Direct iterative LMI-based approach of mixed H-two / H-infinity robust control for uncertain systems

Direct iterative LMI-based approach of mixed H-two/H-infinity robust control for uncertain systems YE Si-jun, WANG Xin-min, ZHANG Qing-jiang, LI Yan (School of Automation, Northwestern Polytechnical University, Xi’an Shaanxi 710129, China) Abstract: For the controller design of polytopic uncertain systems, the additional variables method is effective to reduce conservativeness. However, this method makes the dimension of linear matrix inequality (LMI) higher. Motivated by the direct iterative linear matrix inequality (DILMI) approach, a mixed H-two/H-infinity robust control method for polytopic uncertain systems is proposed. First, based on the affine quadratic stability theory, it is proved that the stability of a polytopic uncertain system can be transformed into the stability of the system at vertices of the polytope.

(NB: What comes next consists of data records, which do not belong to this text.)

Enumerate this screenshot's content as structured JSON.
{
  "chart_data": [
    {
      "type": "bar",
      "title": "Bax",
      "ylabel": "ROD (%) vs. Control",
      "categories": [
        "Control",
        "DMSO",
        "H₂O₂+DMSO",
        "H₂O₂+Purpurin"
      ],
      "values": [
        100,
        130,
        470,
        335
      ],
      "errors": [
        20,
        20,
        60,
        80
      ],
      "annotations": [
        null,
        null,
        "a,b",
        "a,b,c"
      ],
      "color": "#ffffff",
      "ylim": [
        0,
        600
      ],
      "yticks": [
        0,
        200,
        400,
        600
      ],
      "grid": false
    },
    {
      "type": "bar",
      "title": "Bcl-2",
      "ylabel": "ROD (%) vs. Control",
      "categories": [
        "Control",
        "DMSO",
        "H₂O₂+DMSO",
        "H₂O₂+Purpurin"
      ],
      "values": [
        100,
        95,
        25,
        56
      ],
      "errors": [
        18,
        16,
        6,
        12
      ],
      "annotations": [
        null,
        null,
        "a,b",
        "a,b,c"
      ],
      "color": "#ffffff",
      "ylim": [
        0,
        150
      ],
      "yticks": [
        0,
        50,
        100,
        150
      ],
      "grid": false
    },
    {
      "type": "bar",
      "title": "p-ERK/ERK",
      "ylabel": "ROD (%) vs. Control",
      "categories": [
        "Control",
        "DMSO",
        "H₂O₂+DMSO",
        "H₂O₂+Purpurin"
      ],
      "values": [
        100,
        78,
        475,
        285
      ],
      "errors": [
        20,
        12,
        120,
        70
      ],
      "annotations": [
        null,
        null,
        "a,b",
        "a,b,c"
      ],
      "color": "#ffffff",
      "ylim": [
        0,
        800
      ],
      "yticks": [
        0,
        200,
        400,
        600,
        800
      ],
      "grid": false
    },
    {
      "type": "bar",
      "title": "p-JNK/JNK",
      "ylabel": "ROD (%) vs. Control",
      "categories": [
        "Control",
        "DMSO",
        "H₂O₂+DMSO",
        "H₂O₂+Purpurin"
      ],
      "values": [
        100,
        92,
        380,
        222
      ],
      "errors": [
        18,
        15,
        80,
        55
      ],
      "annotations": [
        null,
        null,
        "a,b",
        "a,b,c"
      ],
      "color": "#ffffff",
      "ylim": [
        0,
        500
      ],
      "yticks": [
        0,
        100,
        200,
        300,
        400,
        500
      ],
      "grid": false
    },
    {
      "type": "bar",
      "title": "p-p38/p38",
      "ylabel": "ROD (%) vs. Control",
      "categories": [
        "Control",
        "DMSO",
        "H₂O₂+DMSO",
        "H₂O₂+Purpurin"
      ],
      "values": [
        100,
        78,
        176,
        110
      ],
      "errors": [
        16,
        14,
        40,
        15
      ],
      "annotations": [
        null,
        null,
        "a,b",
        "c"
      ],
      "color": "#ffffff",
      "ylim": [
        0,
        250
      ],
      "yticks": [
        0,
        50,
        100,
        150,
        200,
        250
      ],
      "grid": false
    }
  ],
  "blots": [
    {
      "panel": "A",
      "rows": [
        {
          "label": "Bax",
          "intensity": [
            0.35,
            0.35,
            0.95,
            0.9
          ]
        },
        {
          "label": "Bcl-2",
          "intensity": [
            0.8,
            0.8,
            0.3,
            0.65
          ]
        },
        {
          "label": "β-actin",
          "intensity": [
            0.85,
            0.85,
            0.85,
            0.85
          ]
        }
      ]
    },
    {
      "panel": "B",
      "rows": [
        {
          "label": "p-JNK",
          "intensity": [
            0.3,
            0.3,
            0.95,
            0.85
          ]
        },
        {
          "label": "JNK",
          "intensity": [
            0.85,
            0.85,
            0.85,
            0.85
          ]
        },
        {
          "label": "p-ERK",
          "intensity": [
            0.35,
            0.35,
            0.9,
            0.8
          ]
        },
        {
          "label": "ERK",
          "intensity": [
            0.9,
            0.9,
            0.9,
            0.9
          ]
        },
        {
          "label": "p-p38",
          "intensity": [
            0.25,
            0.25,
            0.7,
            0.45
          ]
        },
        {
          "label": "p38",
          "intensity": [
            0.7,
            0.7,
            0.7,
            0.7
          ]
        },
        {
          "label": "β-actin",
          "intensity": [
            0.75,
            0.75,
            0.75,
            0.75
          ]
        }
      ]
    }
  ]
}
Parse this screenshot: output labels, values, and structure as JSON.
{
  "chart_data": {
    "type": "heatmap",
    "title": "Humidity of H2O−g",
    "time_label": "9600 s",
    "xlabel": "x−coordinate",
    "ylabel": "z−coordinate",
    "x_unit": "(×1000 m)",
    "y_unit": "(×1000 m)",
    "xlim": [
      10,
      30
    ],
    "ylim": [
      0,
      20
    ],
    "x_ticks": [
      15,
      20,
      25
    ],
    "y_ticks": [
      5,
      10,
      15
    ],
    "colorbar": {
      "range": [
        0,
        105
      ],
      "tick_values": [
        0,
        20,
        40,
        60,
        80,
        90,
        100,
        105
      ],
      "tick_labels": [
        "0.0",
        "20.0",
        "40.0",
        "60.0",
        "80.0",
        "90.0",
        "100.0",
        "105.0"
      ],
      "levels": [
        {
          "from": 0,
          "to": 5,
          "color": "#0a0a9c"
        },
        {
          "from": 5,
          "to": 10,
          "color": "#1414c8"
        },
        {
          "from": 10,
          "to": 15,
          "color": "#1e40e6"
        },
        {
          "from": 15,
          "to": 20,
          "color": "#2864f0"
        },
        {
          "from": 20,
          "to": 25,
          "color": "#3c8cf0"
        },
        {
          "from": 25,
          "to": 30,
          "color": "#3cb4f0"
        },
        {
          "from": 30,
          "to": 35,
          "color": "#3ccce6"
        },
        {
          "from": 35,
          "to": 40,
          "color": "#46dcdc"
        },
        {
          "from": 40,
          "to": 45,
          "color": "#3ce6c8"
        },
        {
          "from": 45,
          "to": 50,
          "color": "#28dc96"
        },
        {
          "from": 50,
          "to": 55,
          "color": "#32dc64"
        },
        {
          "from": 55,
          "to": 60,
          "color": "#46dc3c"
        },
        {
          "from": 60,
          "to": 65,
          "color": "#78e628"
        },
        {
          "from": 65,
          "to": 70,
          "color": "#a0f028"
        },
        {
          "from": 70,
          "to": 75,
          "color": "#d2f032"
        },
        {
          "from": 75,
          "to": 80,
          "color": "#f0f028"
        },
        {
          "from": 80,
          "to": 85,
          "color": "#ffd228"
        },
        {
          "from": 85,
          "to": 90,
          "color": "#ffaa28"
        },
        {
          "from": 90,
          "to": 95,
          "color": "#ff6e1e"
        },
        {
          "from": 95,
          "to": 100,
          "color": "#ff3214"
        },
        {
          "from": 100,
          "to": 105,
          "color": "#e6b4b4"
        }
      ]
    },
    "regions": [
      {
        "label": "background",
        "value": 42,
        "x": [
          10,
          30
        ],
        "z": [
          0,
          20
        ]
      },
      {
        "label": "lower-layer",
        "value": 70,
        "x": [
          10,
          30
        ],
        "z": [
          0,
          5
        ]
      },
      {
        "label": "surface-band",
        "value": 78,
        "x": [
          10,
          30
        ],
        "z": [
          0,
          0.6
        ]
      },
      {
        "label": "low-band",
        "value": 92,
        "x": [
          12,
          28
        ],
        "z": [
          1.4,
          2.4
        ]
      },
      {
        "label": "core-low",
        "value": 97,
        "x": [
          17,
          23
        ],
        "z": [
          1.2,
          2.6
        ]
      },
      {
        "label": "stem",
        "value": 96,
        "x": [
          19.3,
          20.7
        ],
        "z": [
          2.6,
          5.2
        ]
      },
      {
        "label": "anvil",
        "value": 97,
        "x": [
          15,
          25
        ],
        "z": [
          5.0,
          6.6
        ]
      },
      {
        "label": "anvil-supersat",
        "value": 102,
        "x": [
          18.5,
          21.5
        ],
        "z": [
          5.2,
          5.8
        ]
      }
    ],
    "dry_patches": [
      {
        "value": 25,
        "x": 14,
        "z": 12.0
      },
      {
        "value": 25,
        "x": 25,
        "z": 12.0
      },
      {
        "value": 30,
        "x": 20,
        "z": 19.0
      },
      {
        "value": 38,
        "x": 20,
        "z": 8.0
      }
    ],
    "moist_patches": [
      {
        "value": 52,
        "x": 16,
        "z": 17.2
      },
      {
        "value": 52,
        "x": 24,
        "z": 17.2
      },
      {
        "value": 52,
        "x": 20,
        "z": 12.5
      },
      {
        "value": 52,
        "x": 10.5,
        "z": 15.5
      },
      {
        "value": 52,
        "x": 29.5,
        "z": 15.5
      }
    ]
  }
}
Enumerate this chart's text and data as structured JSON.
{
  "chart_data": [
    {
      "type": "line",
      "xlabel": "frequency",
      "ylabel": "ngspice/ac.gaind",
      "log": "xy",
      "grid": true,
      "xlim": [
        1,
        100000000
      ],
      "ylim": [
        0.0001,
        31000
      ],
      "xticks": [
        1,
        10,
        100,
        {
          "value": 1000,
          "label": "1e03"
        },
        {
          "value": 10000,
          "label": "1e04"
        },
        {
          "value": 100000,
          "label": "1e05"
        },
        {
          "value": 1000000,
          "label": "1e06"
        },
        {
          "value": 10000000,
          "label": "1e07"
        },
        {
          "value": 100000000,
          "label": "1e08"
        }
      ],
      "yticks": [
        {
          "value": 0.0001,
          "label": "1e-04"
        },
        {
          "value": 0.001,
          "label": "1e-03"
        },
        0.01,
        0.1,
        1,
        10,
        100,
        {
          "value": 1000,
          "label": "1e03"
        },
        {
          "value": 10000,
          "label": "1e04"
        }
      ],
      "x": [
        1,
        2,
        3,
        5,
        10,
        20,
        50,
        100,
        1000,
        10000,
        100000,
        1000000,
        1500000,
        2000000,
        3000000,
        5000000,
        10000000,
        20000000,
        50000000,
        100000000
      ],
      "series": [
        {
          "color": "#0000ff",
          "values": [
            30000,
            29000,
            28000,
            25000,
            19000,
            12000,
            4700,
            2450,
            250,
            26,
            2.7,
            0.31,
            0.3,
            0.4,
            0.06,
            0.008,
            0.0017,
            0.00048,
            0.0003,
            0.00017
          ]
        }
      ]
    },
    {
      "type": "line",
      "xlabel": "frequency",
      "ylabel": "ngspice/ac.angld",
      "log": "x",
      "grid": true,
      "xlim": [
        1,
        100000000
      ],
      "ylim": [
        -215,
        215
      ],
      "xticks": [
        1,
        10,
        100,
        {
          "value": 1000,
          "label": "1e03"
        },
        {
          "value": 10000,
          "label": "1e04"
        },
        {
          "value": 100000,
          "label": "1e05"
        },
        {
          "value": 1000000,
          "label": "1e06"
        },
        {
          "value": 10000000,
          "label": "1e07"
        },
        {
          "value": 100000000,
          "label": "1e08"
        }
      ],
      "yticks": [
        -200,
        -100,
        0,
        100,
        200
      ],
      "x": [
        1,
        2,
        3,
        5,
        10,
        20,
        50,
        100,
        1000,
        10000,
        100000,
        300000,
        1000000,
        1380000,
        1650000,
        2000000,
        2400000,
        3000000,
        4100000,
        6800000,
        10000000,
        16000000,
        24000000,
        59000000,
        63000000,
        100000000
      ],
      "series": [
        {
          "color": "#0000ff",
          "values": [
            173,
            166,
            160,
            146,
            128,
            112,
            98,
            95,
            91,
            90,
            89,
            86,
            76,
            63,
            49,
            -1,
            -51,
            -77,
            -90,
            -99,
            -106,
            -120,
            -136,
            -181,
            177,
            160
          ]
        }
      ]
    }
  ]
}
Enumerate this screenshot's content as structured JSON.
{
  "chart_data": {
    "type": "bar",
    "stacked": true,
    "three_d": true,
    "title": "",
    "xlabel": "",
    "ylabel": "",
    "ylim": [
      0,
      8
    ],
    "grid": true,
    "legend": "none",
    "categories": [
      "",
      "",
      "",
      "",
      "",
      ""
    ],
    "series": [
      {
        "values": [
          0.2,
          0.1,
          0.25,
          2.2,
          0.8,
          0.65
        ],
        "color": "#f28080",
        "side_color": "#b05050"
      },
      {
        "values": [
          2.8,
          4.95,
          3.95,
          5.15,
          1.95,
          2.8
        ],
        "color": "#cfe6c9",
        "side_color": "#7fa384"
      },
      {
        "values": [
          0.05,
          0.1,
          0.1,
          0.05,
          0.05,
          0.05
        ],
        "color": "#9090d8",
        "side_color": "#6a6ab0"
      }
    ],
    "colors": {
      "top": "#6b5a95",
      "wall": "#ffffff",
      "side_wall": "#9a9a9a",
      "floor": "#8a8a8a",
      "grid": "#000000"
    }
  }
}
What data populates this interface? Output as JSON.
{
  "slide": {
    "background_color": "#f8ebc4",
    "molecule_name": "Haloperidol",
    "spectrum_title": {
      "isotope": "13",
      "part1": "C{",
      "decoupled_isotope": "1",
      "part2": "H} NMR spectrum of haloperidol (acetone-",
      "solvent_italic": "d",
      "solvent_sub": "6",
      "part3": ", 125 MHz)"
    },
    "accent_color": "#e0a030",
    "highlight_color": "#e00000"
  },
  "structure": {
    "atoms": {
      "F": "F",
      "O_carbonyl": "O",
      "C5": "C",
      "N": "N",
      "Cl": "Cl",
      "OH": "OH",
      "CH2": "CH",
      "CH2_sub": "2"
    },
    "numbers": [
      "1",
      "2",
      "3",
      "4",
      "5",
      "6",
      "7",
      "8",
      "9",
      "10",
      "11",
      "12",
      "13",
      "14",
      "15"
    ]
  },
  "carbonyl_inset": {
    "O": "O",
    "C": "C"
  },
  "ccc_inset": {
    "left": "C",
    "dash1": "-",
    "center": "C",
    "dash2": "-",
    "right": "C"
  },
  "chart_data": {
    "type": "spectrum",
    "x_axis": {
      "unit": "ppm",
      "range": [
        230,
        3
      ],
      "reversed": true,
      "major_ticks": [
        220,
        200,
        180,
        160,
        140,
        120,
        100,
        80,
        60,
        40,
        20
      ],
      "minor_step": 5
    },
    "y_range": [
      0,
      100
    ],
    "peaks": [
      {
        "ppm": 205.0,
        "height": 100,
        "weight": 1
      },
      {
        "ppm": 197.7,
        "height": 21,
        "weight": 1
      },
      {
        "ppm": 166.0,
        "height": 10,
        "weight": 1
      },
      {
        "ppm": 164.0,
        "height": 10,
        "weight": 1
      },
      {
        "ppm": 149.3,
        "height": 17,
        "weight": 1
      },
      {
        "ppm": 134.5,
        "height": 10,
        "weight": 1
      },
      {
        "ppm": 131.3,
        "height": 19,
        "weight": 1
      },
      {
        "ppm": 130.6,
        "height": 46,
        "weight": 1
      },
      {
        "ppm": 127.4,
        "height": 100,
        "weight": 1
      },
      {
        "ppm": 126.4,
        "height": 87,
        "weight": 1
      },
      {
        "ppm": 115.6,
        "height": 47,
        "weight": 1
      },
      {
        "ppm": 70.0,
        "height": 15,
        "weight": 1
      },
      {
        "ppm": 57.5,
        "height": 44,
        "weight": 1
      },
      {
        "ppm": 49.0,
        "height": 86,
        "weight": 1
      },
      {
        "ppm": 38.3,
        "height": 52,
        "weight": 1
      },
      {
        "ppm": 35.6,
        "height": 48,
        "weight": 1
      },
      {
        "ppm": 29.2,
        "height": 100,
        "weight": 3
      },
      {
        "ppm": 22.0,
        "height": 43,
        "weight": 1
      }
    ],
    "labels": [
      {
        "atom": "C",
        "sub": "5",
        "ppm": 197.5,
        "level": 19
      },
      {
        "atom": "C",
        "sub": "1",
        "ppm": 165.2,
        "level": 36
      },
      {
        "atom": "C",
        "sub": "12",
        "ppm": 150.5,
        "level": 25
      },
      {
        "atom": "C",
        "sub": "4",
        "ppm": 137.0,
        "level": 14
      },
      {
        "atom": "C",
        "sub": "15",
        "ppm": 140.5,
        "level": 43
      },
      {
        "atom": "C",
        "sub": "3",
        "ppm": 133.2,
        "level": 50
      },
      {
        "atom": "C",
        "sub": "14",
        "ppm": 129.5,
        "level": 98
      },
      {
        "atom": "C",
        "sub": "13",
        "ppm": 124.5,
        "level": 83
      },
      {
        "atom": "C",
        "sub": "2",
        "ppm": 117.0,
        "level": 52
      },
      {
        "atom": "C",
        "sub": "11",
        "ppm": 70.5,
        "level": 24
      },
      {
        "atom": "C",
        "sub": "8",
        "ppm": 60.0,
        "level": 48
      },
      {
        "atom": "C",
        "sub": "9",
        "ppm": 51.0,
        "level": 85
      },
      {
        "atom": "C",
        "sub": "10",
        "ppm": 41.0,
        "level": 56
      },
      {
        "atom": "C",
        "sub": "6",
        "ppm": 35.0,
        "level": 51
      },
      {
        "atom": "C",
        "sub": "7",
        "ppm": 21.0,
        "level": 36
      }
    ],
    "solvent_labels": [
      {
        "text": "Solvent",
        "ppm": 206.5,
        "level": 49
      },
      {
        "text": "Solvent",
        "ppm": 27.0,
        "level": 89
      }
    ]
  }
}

In the light of this perspective, a sufficient condition is derived from parameter-dependent Lyapunov approach to guarantee the robust stability and mixed H-two/H-infinity performance of the polytopic uncertain system. Then, a DILMI algorithm is developed for decoupling the Lyapunov variables and the controller gain. The algorithm solves the non-convex optimization problem of the sufficient condition without introducing any additional variables. Finally, simulation results based on the F-16 polytopic model are given to demonstrate the effectiveness of the proposed method.